Stored Procedures

zippy

Honorary Master
Joined
May 31, 2005
Messages
10,320
Reaction score
897
Location
Kent, UK
http://grokable.com/2003/11/dont-us...ffering-from-nihs-not-invented-here-syndrome/

At just about every talk I give I always try to make several consistent statements. One of which is: ‘Whenever possible use stored procedures to access your data’.



The following day I usually receive some email from people that attended the talk – it’s always great to hear from people and how they build their applications. Every once in a while I’ll get a comment such as: ‘I don’t use stored procedures for several reasons, one of which is that it ties me to a particular database’. I just finished answering several such emails after our last couple of roadshows events and thought – great blog topic!



As soon as you put data in a database, whether its SQL Server, Oracle, or DB2, you just became tied to that particular database — surprised??? Sure, it’s just your data that is in there and you can use ANSI SQL for ‘generic/independent’ access to the data from your application. But claiming that ad-hoc SQL (SQL script embedded directly in your code) is the only way to accomplish database independence is simply incorrect. In fact there are many ways to efficiently solve this problem without creating such a brittle link between the application and the database.



One of the ways we solve this problem in ASP.NET “Whidbey” and the ASP.NET Forums (and now .Text and DotNetNuke too) is through the provider model pattern: a pluggable data access layer component that can easily be swapped out for other data access layer components. The difference is we do everything possible to take advantage of the database we’re running on. This means ensuring that all data access is through stored procedures and that the stored procedures return data to the business logic layer with no wasted cycles and no wasted data, i.e. sort the data in the database and only return records which will be used, no-more no-less.

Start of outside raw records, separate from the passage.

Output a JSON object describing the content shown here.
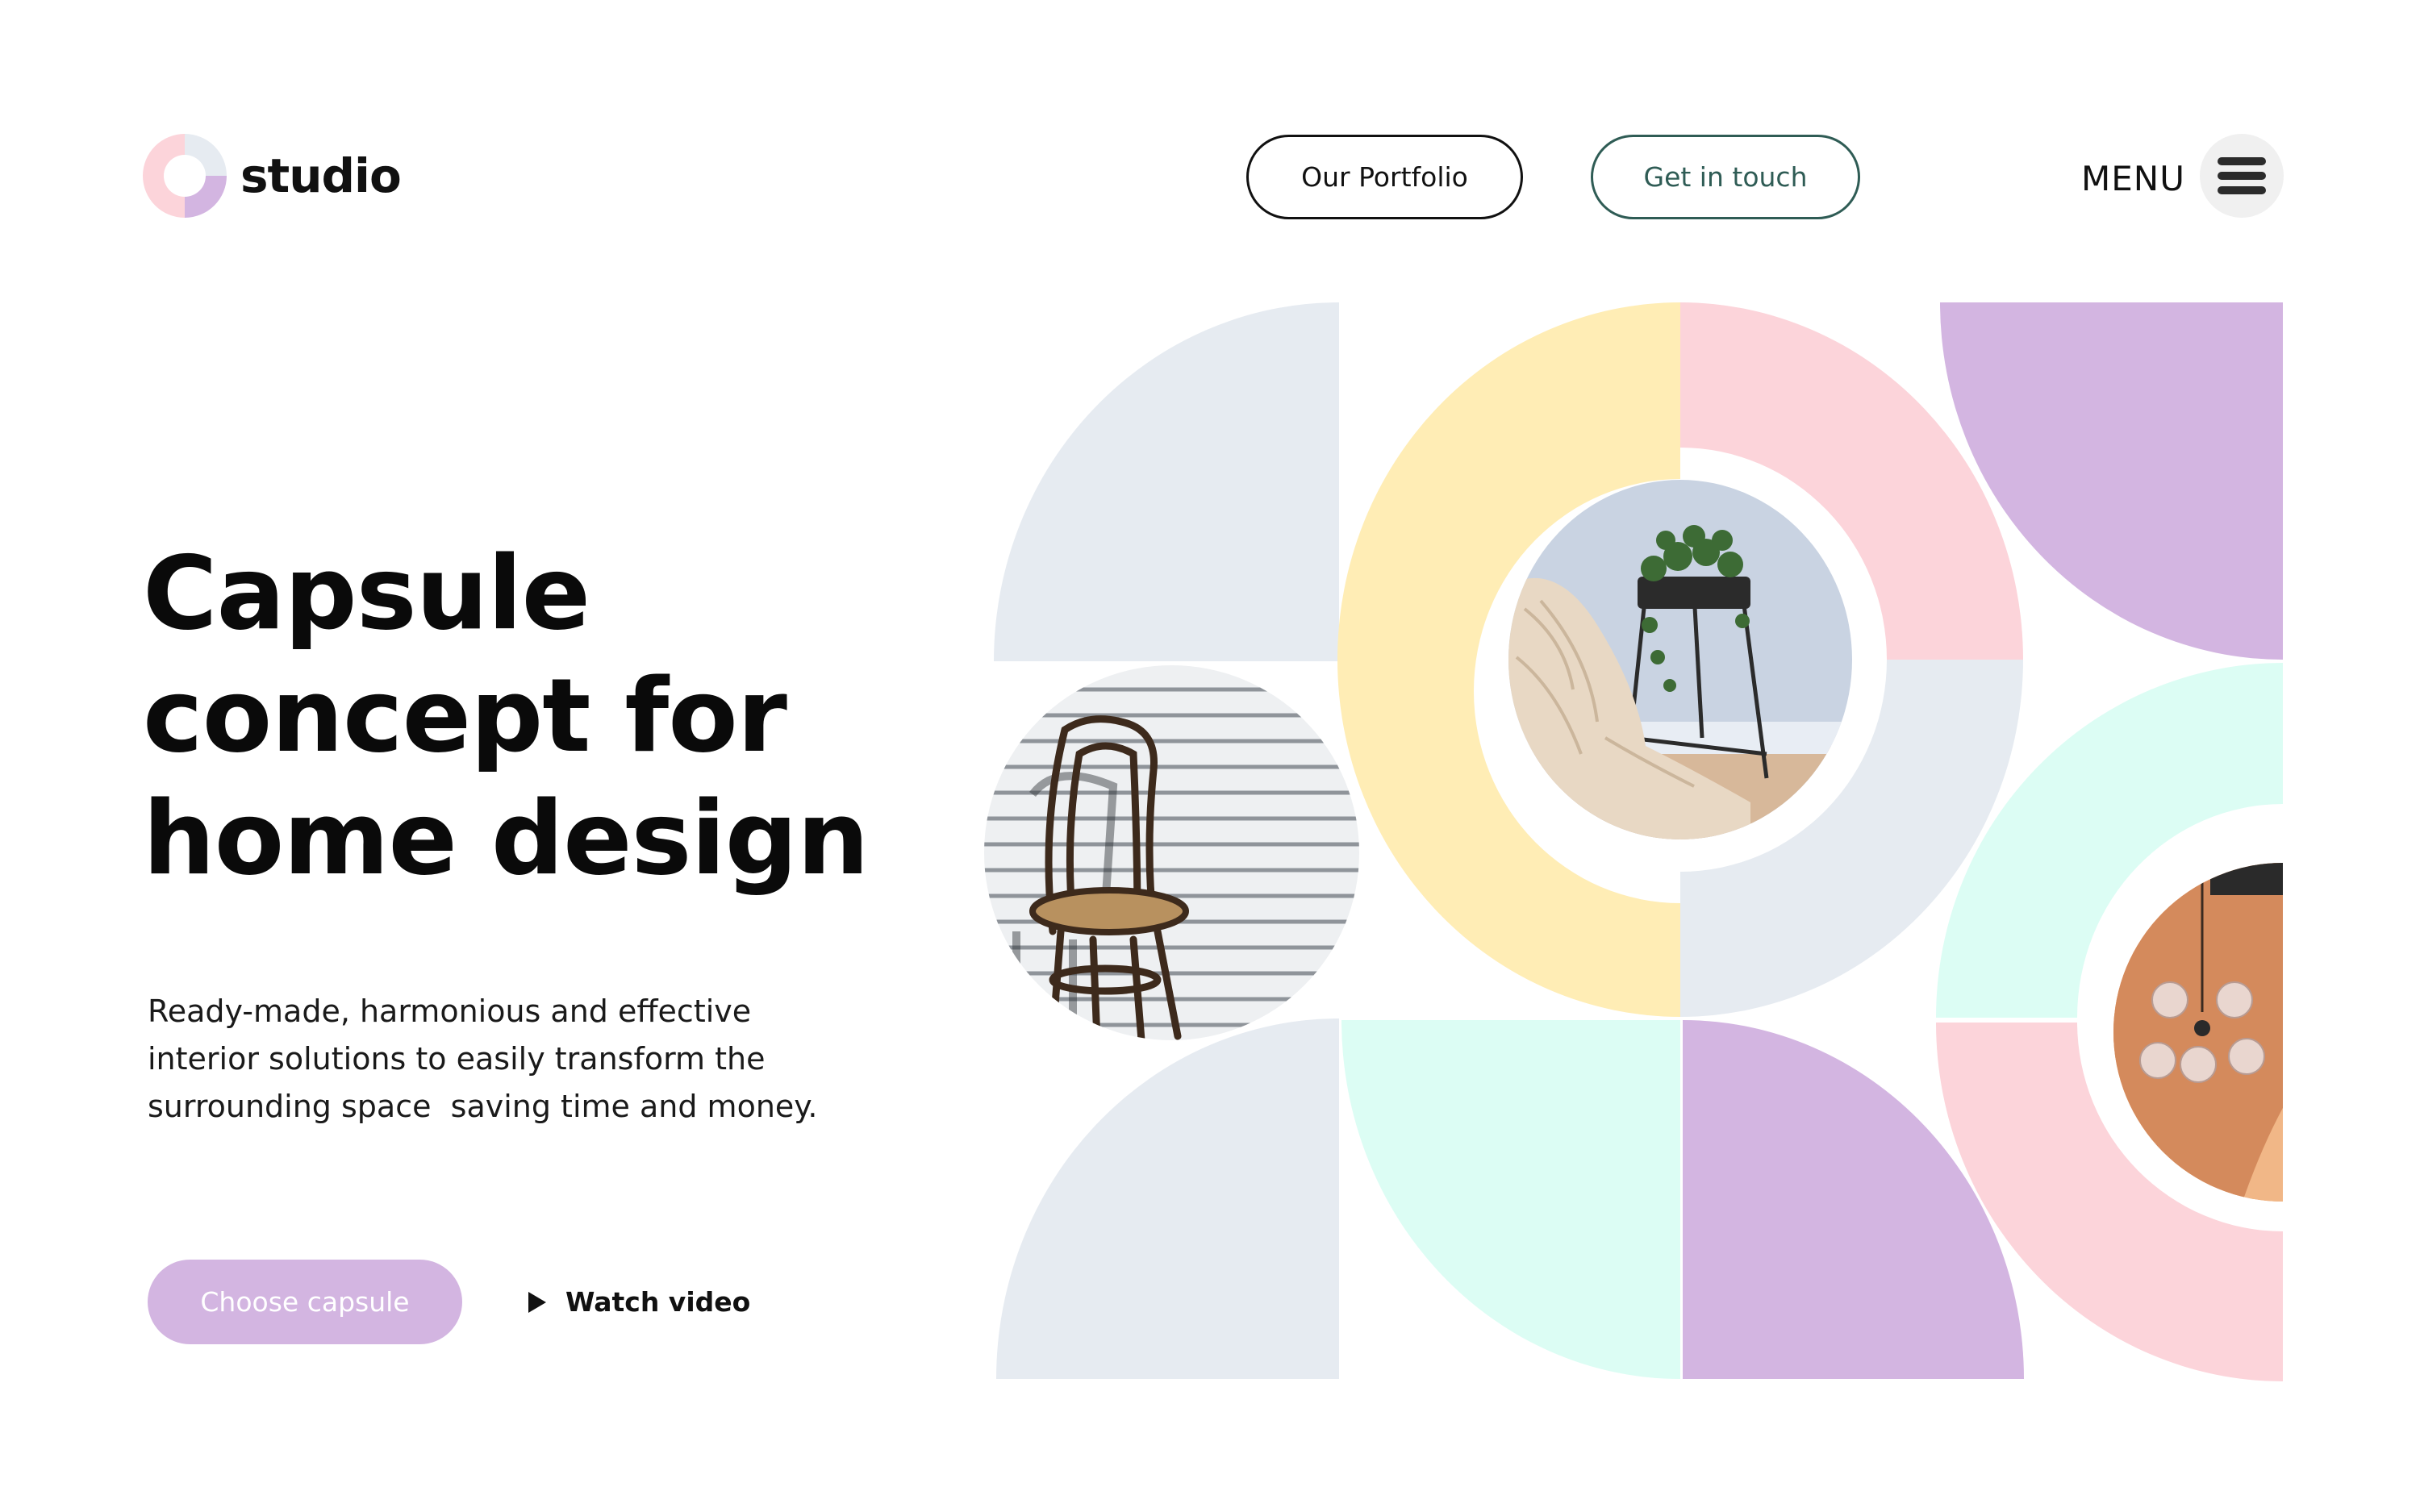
{
  "header": {
    "brand": "studio",
    "logo_icon": "studio-logo-icon",
    "nav": {
      "portfolio_label": "Our Portfolio",
      "contact_label": "Get in touch"
    },
    "menu_label": "MENU",
    "menu_icon": "hamburger-menu-icon"
  },
  "hero": {
    "headline_lines": [
      "Capsule",
      "concept for",
      "home design"
    ],
    "description_lines": [
      "Ready-made, harmonious and effective",
      "interior solutions to easily transform the",
      "surrounding space  saving time and money."
    ],
    "cta_label": "Choose capsule",
    "video_label": "Watch video",
    "video_icon": "play-icon"
  },
  "art": {
    "photos": [
      "bentwood-chair-photo",
      "plant-stand-blanket-photo",
      "pendant-lamp-photo"
    ]
  },
  "colors": {
    "lavender": "#d3b5e1",
    "pink": "#fcd4da",
    "yellow": "#ffedb5",
    "mint": "#dcfdf4",
    "light_gray": "#e6ebf1",
    "contact_border": "#2f5c55",
    "text_dark": "#111111"
  }
}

There are several reasons for using stored procedures to access data, below I’ve attempted to capture the 3 that I always reference:



1. Ad-hoc SQL Script is brittle

You would never put business logic code in your presentation tier, right? Why put ad-hoc SQL in your business logic layer? Embedded SQL script is very brittle; small changes to the database can have severe impacts on the application. Whereas stored procedures afford abstraction between the data and the business logic layer. The data model can be dramatically changed, but the stored procedures can still return identical data.



2. Security

What permissions are required for working with your data? If embedded SQL is used it likely means that the application can execute any INSERT, UPDATE, DELETE, SELECT script it desires. You wouldn’t – hopefully you don’t – run as the administrator (sa) account on your server, so why allow full access to the database itself?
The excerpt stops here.